Tab Dump August, Part 1: Books that Change Kids Worlds
Looks like I have a lot of tabs open in Chrome. First up: books!
Another list of 100 books, but this time the books are those that influenced us as kids. I’ve read a lot of books on the list, but not all changed my world. These did, to one extent or another:
- “The Phantom Tollbooth,” by Norton Juster
- “Charlotte’s Web,” by E. B. White
- “Are You There God? It’s Me, Margaret,” by Judy Blume
- “A Wrinkle in Time,” by Madeleine L’Engle
- The “Nancy Drew” books, by Carolyn Keene
- “Jacob Have I Loved,” by Katherine Paterson
- “Where the Wild Things Are,” by Maurice Sendak
- Aesop’s Fables
- “Charlie and the Chocolate Factory,” by Roald Dahl
- “Where the Sidewalk Ends,” by Shel Silverstein
- “Ramona Quimby, Age 8,” by Beverly Cleary
- The dictionary
Most of these books I loved, but actually, I hated the dictionary. I never was able to convince my parents that it is awfully hard to look up a word when you don’t know how to spell it. My kids are lucky – they can just ask Google.

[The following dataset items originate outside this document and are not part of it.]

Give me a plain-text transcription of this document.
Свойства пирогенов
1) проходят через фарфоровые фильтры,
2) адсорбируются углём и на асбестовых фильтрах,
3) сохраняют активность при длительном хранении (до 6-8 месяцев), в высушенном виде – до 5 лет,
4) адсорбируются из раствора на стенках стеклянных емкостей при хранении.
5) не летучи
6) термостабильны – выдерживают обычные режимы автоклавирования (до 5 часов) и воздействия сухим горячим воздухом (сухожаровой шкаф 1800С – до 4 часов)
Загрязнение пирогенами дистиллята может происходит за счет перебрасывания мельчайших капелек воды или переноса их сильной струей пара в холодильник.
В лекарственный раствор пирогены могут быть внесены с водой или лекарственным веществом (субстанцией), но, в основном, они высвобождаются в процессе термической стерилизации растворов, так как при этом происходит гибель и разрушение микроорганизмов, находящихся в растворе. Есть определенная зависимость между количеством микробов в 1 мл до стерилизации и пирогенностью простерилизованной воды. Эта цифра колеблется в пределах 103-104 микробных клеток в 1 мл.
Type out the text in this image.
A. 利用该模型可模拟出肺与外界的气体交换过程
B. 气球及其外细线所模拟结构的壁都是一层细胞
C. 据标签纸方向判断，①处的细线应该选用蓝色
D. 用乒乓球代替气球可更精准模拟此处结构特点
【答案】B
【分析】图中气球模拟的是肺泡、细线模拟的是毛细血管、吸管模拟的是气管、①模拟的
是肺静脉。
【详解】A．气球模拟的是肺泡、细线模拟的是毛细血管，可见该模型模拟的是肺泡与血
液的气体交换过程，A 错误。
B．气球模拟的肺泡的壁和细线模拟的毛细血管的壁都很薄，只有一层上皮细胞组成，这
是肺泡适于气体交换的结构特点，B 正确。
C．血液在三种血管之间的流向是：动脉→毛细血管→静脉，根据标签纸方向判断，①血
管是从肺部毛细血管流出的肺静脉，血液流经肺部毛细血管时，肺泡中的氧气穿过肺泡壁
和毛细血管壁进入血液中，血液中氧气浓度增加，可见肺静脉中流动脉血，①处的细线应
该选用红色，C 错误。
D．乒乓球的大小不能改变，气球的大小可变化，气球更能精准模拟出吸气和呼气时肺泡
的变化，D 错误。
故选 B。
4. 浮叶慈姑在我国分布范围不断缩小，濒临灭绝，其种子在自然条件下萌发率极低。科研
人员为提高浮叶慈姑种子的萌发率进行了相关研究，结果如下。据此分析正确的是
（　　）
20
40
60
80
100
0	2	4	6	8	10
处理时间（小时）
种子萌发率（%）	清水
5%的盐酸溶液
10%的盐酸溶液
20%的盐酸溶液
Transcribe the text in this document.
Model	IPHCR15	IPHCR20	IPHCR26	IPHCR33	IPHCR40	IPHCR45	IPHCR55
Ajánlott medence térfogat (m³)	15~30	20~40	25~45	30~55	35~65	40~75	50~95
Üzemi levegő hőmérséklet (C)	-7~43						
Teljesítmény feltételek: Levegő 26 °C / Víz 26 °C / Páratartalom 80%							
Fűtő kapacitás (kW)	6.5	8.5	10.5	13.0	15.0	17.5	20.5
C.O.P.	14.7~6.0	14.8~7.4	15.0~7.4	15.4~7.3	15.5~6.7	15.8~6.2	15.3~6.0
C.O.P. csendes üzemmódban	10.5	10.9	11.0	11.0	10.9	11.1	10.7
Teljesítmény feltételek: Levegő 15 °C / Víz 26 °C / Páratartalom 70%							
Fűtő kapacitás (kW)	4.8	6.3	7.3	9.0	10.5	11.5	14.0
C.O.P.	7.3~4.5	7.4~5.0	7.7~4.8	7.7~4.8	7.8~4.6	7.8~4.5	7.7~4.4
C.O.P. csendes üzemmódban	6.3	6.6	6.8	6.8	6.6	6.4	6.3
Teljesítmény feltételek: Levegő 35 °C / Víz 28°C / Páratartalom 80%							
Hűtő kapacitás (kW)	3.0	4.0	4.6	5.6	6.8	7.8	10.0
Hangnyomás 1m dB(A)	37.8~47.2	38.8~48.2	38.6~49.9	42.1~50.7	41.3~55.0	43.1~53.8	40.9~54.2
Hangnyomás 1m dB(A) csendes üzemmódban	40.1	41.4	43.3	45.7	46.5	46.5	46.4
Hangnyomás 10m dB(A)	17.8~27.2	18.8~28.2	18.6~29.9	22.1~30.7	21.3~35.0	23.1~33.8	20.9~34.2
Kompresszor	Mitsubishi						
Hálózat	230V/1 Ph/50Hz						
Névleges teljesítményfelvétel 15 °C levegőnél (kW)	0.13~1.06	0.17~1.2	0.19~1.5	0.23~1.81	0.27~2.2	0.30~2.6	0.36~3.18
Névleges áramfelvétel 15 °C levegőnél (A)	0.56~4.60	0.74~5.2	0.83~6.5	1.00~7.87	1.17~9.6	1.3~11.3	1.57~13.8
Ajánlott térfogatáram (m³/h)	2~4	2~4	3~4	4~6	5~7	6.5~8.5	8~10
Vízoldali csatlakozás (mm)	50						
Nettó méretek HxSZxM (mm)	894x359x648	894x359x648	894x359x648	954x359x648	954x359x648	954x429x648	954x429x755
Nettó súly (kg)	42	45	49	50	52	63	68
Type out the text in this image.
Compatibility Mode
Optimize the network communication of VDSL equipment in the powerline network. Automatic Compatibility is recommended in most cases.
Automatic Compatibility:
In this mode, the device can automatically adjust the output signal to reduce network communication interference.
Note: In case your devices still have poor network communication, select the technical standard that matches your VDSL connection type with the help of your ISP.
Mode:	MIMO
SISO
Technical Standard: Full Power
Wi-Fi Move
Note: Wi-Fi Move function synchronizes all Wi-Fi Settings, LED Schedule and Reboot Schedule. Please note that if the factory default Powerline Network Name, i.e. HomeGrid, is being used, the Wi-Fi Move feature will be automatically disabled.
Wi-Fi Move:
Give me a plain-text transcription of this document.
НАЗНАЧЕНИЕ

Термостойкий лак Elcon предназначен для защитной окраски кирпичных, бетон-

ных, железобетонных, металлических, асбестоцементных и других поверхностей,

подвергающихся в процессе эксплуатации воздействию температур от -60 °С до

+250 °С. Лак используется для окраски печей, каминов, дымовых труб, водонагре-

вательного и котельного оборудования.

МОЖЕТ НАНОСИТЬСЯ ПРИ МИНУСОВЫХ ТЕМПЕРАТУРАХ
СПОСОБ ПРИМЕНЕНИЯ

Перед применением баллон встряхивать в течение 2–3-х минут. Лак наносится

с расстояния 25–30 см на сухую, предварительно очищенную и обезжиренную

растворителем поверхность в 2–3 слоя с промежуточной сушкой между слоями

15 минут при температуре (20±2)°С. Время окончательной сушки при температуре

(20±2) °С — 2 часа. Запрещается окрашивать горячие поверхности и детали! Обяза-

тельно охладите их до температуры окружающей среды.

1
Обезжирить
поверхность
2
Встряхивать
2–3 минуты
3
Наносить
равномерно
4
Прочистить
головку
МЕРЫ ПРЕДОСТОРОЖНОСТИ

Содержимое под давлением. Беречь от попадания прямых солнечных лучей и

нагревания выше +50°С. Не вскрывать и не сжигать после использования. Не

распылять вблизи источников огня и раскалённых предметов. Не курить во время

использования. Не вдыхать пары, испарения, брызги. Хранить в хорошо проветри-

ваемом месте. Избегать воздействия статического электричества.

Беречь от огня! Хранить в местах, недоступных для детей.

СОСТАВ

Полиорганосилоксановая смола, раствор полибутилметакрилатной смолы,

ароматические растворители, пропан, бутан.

Other books on the list influenced me as an adult (e.g. the U.S. Constitution) while others I liked, even loved, but they didn’t “change my world.” And there are many important books missing from this list – The Martian Chronicles by Ray Bradbury, for example. And there are no comic books, either, like Chris Claremont’s Uncanny X-Men.